PM sees Govt moving to charging GST on services delivered online from overseas firms such as Apple and Netflix

By Bernard Hickey

Prime Minister John Key has foreshadowed the release tomorrow morning of a discussion paper from Revenue Minster Todd McClay that will propose the imposition of GST of digital services bought online, including from the likes of Apple, Netflix, Google and Amazon.

Key told his weekly post-cabinet news that Government was also looking at lowering the current GST-free threshold of NZ$400 for physical products imported through overseas websites, although he said this would be more difficult and take longer to implement. He suggested in the news conference the GST for online services could be in place by Christmas, but this was later down-played by officials.

Key denied these measures to tax such physical and digital imports was a new tax, saying it simply created a level playing field with ‘bricks and mortar’ stores and service providers based in New Zealand who had to collect GST and pass it on to the IRD.

He said the increasing prevalence of people buying goods online and from offshore websites had created a ‘hole’ in the Government’s revenues of around NZ$180 million per year. He said imposing GST on imported services used in New Zealand could also raise hundreds of millions of dollars for the Government.

A spokeswoman for McClay said the discussion document would be released at 10 am tomorrow.

Key said legislation to make companies such as Apple and Netflix register for GST purposes and start collecting GST revenues to pass onto the IRD could be introduced later this year. He said the measures to lower the threshold for physical imports bought online could take longer and was likely to be more complicated.

He said the IRD’s officials were working to harmonise their moves with those in Australia, which is looking to reduce its GST-free threshold from A$1,000.

Key said New Zealand’s threshold of NZ$400 was among the highest in the world, although it was unlikely to be lowered to zero. He pointed to thresholds of C$20 in Canada and even lower than that in Europe.

“That’s the more complicated nut to crack and I anticipate that cabinet will get a series of recommendations in the latter part of this year, sort of by the end of October, and then we will be able to report back on our steps there. So the first step: services. Second step: online purchases,” Key said.
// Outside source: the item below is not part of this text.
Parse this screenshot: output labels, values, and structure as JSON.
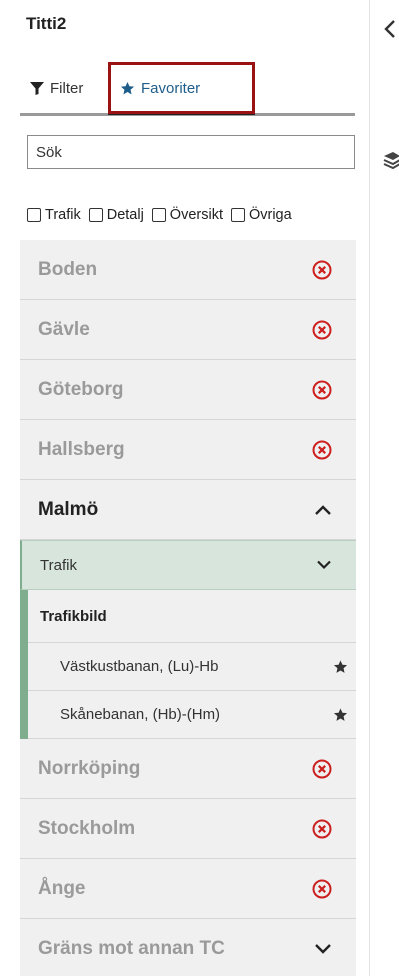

“I think you should have to pay (tax) for online services. And, in fact, there are about 12 jurisdictions in the world that do that, including Europe, so it’s a well-trodden path and it actually works,” Key said.
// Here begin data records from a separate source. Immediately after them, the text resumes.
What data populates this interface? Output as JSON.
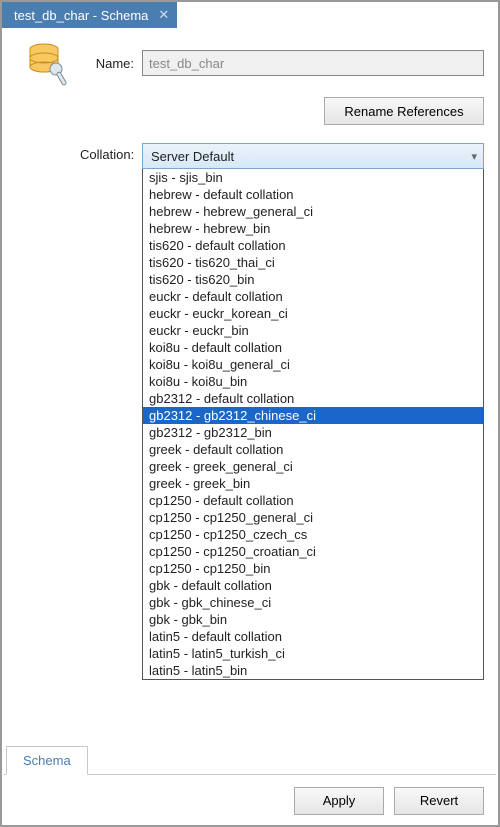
{
  "tab": {
    "title": "test_db_char - Schema"
  },
  "form": {
    "name_label": "Name:",
    "name_value": "test_db_char",
    "rename_button": "Rename References",
    "collation_label": "Collation:"
  },
  "collation": {
    "selected_display": "Server Default",
    "highlighted_index": 14,
    "options": [
      "sjis - sjis_bin",
      "hebrew - default collation",
      "hebrew - hebrew_general_ci",
      "hebrew - hebrew_bin",
      "tis620 - default collation",
      "tis620 - tis620_thai_ci",
      "tis620 - tis620_bin",
      "euckr - default collation",
      "euckr - euckr_korean_ci",
      "euckr - euckr_bin",
      "koi8u - default collation",
      "koi8u - koi8u_general_ci",
      "koi8u - koi8u_bin",
      "gb2312 - default collation",
      "gb2312 - gb2312_chinese_ci",
      "gb2312 - gb2312_bin",
      "greek - default collation",
      "greek - greek_general_ci",
      "greek - greek_bin",
      "cp1250 - default collation",
      "cp1250 - cp1250_general_ci",
      "cp1250 - cp1250_czech_cs",
      "cp1250 - cp1250_croatian_ci",
      "cp1250 - cp1250_bin",
      "gbk - default collation",
      "gbk - gbk_chinese_ci",
      "gbk - gbk_bin",
      "latin5 - default collation",
      "latin5 - latin5_turkish_ci",
      "latin5 - latin5_bin"
    ]
  },
  "bottom": {
    "tab_schema": "Schema"
  },
  "footer": {
    "apply": "Apply",
    "revert": "Revert"
  }
}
“And, in principle, if you buy, for instance, Sky TV and you pay for that in New Zealand, you pay GST for the Sky services you get. Why shouldn’t you pay if you get Netflix from overseas?,” he said.
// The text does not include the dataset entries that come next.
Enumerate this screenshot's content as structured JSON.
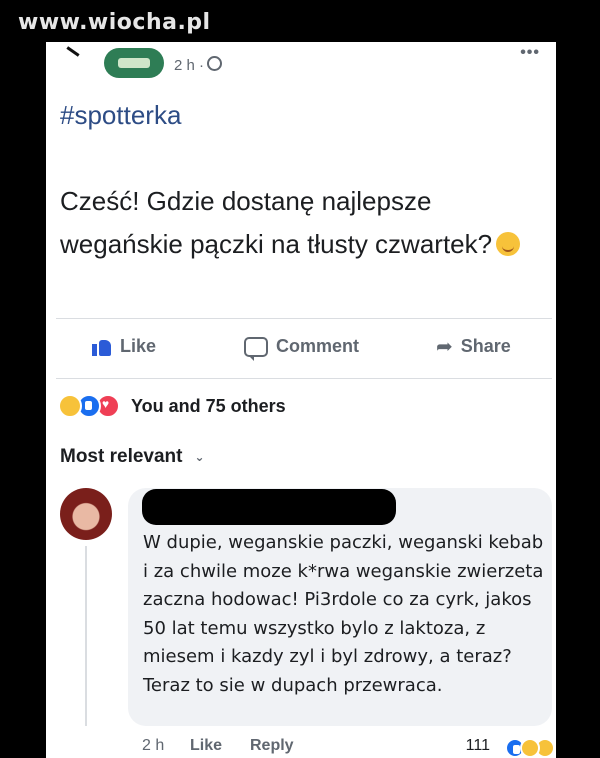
{
  "watermark": "www.wiocha.pl",
  "post": {
    "time": "2 h ·",
    "more": "•••",
    "hashtag": "#spotterka",
    "text": "Cześć! Gdzie dostanę najlepsze wegańskie pączki na tłusty czwartek?"
  },
  "actions": {
    "like": "Like",
    "comment": "Comment",
    "share": "Share"
  },
  "reactions": {
    "summary": "You and 75 others"
  },
  "comments": {
    "sort_label": "Most relevant",
    "items": [
      {
        "text": "W dupie, weganskie paczki, weganski kebab i za chwile moze k*rwa weganskie zwierzeta zaczna hodowac! Pi3rdole co za cyrk, jakos 50 lat temu wszystko bylo z laktoza, z miesem i kazdy zyl i byl zdrowy, a teraz? Teraz to sie w dupach przewraca.",
        "time": "2 h",
        "like": "Like",
        "reply": "Reply",
        "reaction_count": "111"
      }
    ]
  },
  "colors": {
    "hashtag": "#2d4c85",
    "like_blue": "#2b5bd7",
    "text": "#1c1e21",
    "muted": "#606770",
    "bubble": "#f0f2f5"
  }
}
Key said the Government would be able to move relatively quickly to tax services online because it had been done overseas.

“There’s a consultation period where the discussion document will be put out into the public domain, and then on the basis that we decide to move forward, which would be the government’s hope, then it becomes the implementation of that. So that is, arguably, a lot easier because it’s really about registration of some of those big companies. So that’ s an easier process,” he said.

“I think in terms of the purchase of goods that come across the border, that is more challenging. We are working on that and I reckon we will get there, but it’s just going to take a little bit more time,” he said.

Asked if the services GST could be in place by Christmas, he said: “Could be, yep. I think that’s possible. Certainly it will take a month or six weeks or so for them to report back so that puts you into the end of September. It might be a little optimistic by Christmas.”

Key downplayed suggestions the GST-free threshold could be lowered from NZ$400 to zero.

“By definition, if you went from $400 to zero then everything would be caught. But the problem is, the government is trying to balance up the need to be both fair to existing retailers who have bricks and mortar on the ground, the fact that we have got a hole in our revenue accounts that emerging because more and more purchases are online, but also reflecting the fact that consumers for convenience, not necessarily for price, want to purchase online,” he said.

“So if we make the de minimis zero, everything gets held up at the border and that’s a massive inconvenience to consumers. There’s got to be an easier way through that. I think there is an easier way but we just have to work our way through it.”